The best kind of research one can do is the kind I did this weekend. We had two of our grandkids stay over after Thanksgiving, and when they woke up on Friday morning and I said, “What do you want to watch?”, they instantly went to Disney+, and there was no hesitation. And that’s three weeks after launch. The WarnerMedia launch of HBO Max is really interesting as well. HBO for the past many years has really been able to kill it by having great content and building the value of the HBO brand. With HBO Max, they now have to go back to subscriber acquisition. That takes a different kind of muscle. We see this not just in the entertainment business but in financial services and the credit card business — in anything where you need to create that one-to-one relationship — subscriber acquisition and maintaining and avoiding churn, understanding how you do that is really where the money is.
Can the market handle all these different streamers?
I do believe there will ultimately be binary choices. I read something recently, which was consistent with what I believe, that the average consumer will probably end up with four, maybe five, subscriptions. That’s going to be hard to do when you think about the myriad of choices.
I wonder if these services will ultimately have to re-bundle.
We’ve gone to the skinny bundle. We’ve all acknowledged that that’s happening. Are we going to fatten up that bundle again and basically end up with not 500 channels but 700, 800 or 900? You could argue that Disney+ is a bundle, that what they did is create a $12.99 bundle with ESPN+ and Hulu. I don’t think it’s impossible. People do seem to have an insatiable appetite for content right now.
You haven’t yet mentioned M&A. Has that market cooled?
On the media and entertainment side, yes. I still believe you’ve got Discovery, MGM and Lionsgate that are out there on their own. If you put Sony into that mix, do I think there’s a likelihood that something happens in that space with those four? Yeah, I would think so, because on their own, they’re not big enough to play right now. And size does matter. In terms of large-scale M&A, it looks like that’s pretty much done.
What about in digital media?
There’s less of them now, obviously, with Refinery29 and Vice [merging], and PopSugar and Group Nine. But you’ve got Vox out there and you’ve got BuzzFeed out there, which are two of the strongest players in terms of their size. They both have NBC behind them, so you never rule that out because there’s no shortage of capability to do acquisitions there. And you can’t lose sight of the private equity guys that have taken positions in some of these that need to monetize. So, there’s still a fair amount of opportunity in the digital media space.
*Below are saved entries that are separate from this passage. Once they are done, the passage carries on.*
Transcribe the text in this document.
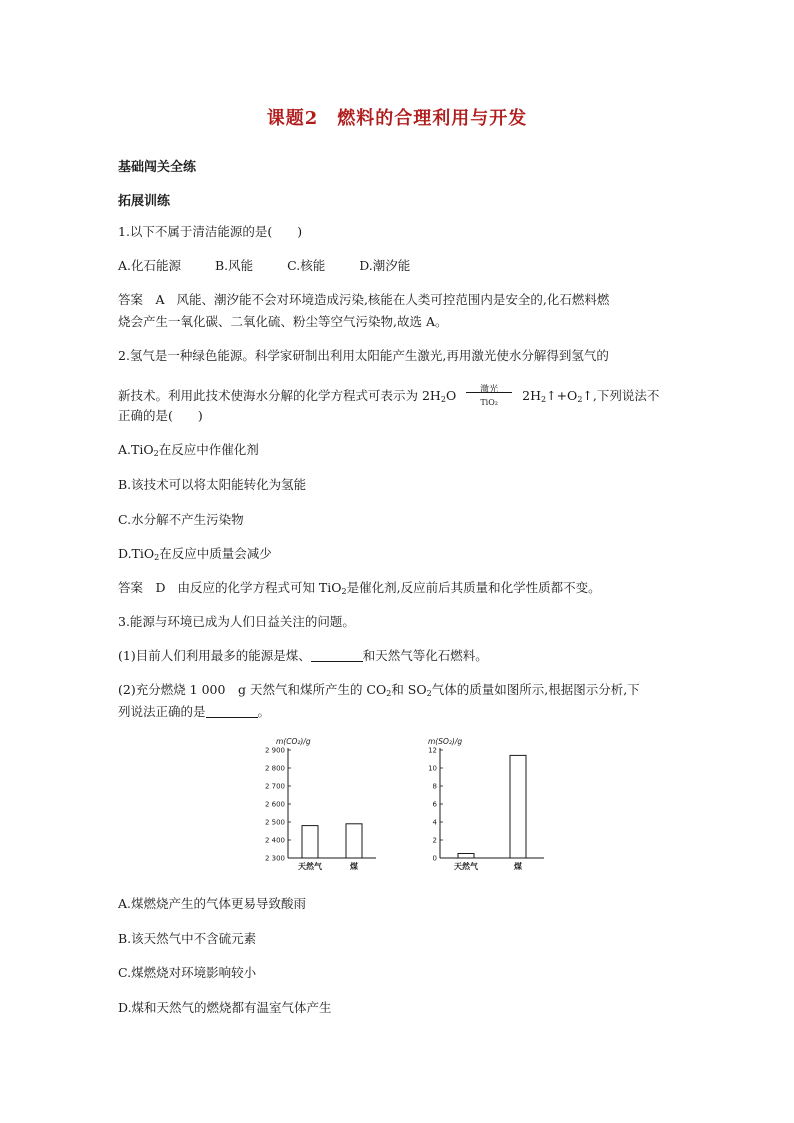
课题2　燃料的合理利用与开发
基础闯关全练
拓展训练
1.以下不属于清洁能源的是(　　)
A.化石能源	B.风能	C.核能	D.潮汐能
答案　A 风能、潮汐能不会对环境造成污染,核能在人类可控范围内是安全的,化石燃料燃
烧会产生一氧化碳、二氧化硫、粉尘等空气污染物,故选 A。
2.氢气是一种绿色能源。科学家研制出利用太阳能产生激光,再用激光使水分解得到氢气的
新技术。利用此技术使海水分解的化学方程式可表示为 $2H_2O$	激光
TiO₂	$2H_2↑+O_2↑$,下列说法不
正确的是(　　)
A.TiO$_2$在反应中作催化剂
B.该技术可以将太阳能转化为氢能
C.水分解不产生污染物
D.TiO$_2$在反应中质量会减少
答案　D 由反应的化学方程式可知 TiO$_2$是催化剂,反应前后其质量和化学性质都不变。
3.能源与环境已成为人们日益关注的问题。
(1)目前人们利用最多的能源是煤、	和天然气等化石燃料。
(2)充分燃烧 1 000　g 天然气和煤所产生的 $CO_2$和 $SO_2$气体的质量如图所示,根据图示分析,下
列说法正确的是	。
m(CO₂)/g
2 300
2 400
2 500
2 600
2 700
2 800
2 900
天然气	煤
m(SO₂)/g
0
2
4
6
8
10
12
天然气	煤
A.煤燃烧产生的气体更易导致酸雨
B.该天然气中不含硫元素
C.煤燃烧对环境影响较小
D.煤和天然气的燃烧都有温室气体产生
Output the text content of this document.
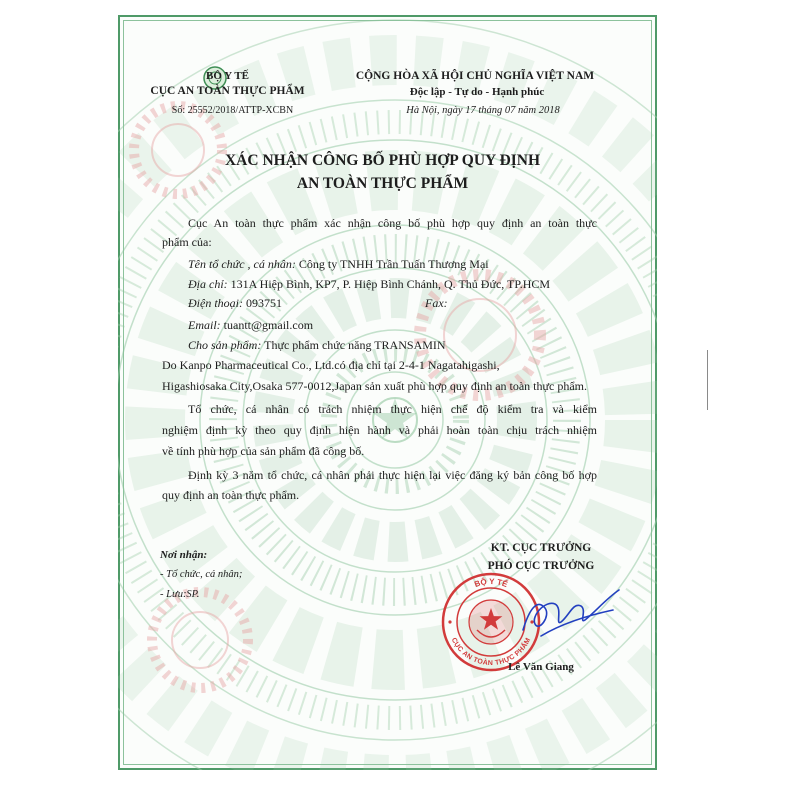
BỘ Y TẾ
CỤC AN TOÀN THỰC PHẨM
Số: 25552/2018/ATTP-XCBN
CỘNG HÒA XÃ HỘI CHỦ NGHĨA VIỆT NAM
Độc lập - Tự do - Hạnh phúc
Hà Nội, ngày 17 tháng 07 năm 2018
XÁC NHẬN CÔNG BỐ PHÙ HỢP QUY ĐỊNH
AN TOÀN THỰC PHẨM
Cục An toàn thực phẩm xác nhận công bố phù hợp quy định an toàn thực
phẩm của:
Tên tổ chức , cá nhân: Công ty TNHH Trần Tuấn Thương Mại
Địa chỉ: 131A Hiệp Bình, KP7, P. Hiệp Bình Chánh, Q. Thủ Đức, TP.HCM
Điện thoại: 093751	Fax:
Email: tuantt@gmail.com
Cho sản phẩm: Thực phẩm chức năng TRANSAMIN
Do Kanpo Pharmaceutical Co., Ltd.có địa chỉ tại 2-4-1 Nagatahigashi,
Higashiosaka City,Osaka 577-0012,Japan sản xuất phù hợp quy định an toàn thực phẩm.
Tổ chức, cá nhân có trách nhiệm thực hiện chế độ kiểm tra và kiểm
nghiệm định kỳ theo quy định hiện hành và phải hoàn toàn chịu trách nhiệm
về tính phù hợp của sản phẩm đã công bố.
Định kỳ 3 năm tổ chức, cá nhân phải thực hiện lại việc đăng ký bản công bố hợp
quy định an toàn thực phẩm.
Nơi nhận:
- Tổ chức, cá nhân;
- Lưu:SP.
KT. CỤC TRƯỞNG
PHÓ CỤC TRƯỞNG
BỘ Y TẾ
CỤC AN TOÀN THỰC PHẨM
Lê Văn Giang
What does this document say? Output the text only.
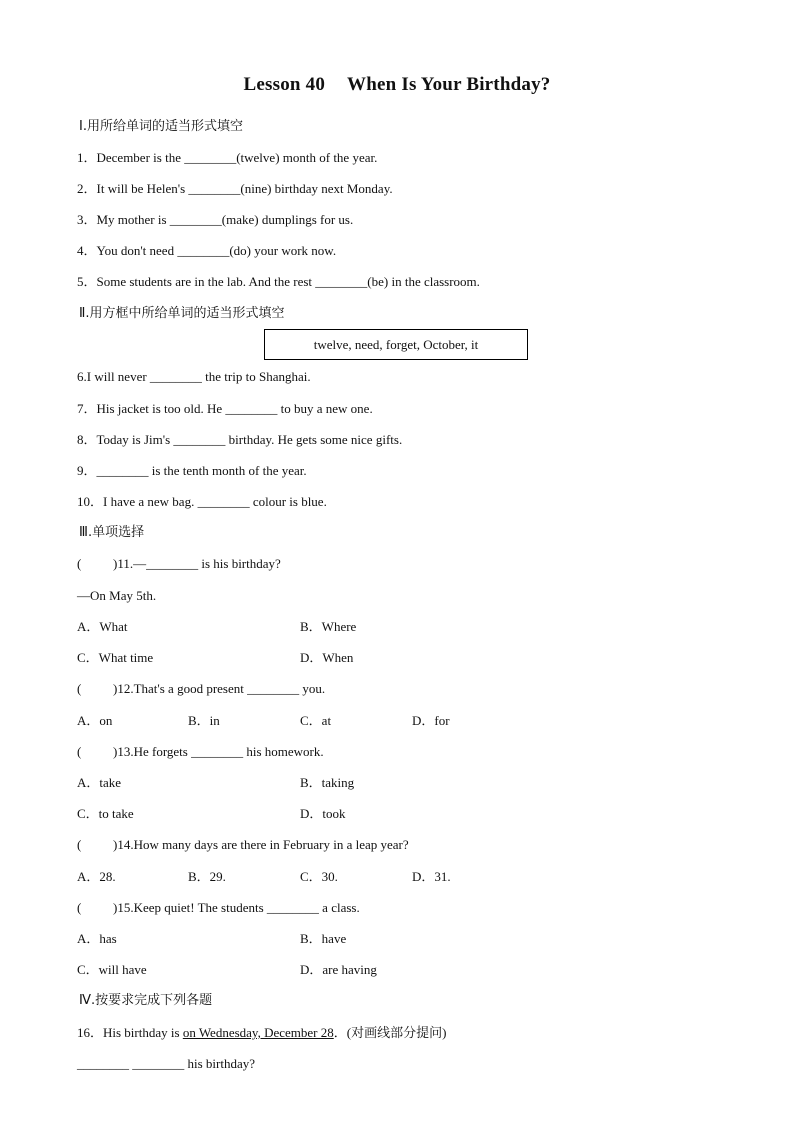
Lesson 40 When Is Your Birthday?
Ⅰ.用所给单词的适当形式填空
1．December is the ________(twelve) month of the year.
2．It will be Helen's ________(nine) birthday next Monday.
3．My mother is ________(make) dumplings for us.
4．You don't need ________(do) your work now.
5．Some students are in the lab. And the rest ________(be) in the classroom.
Ⅱ.用方框中所给单词的适当形式填空
twelve, need, forget, October, it
6.I will never ________ the trip to Shanghai.
7．His jacket is too old. He ________ to buy a new one.
8．Today is Jim's ________ birthday. He gets some nice gifts.
9．________ is the tenth month of the year.
10．I have a new bag. ________ colour is blue.
Ⅲ.单项选择
( )11.—________ is his birthday?
—On May 5th.
A．What	B．Where
C．What time	D．When
( )12.That's a good present ________ you.
A．on	B．in	C．at	D．for
( )13.He forgets ________ his homework.
A．take	B．taking
C．to take	D．took
( )14.How many days are there in February in a leap year?
A．28.	B．29.	C．30.	D．31.
( )15.Keep quiet! The students ________ a class.
A．has	B．have
C．will have	D．are having
Ⅳ.按要求完成下列各题
16．His birthday is on Wednesday, December 28．(对画线部分提问)
________ ________ his birthday?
You advise many companies. Who do you turn to for advice?
My primary adviser has always been my wife. There’s a group of people around me that I counsel with. I’m fortunate that my children are all connected to the businesses that I’m connected to. [Sons Alex and Adam work in private equity and as a producer, respectively; daughter Brett runs events at MediaLink; and daughter-in-law Lauren is the co-founder of The Wing.] I’m fortunate that I’ve had a lot of mentors, many of them younger. I try to learn from everybody I interact with.
Do you think about retiring?
I did renew my contract, so I’m in this for another few years for sure. And who knows. As I said when I sold MediaLink three years ago, I had no anticipation of having another business card. I still hold that to be true.
Interview edited for length and clarity.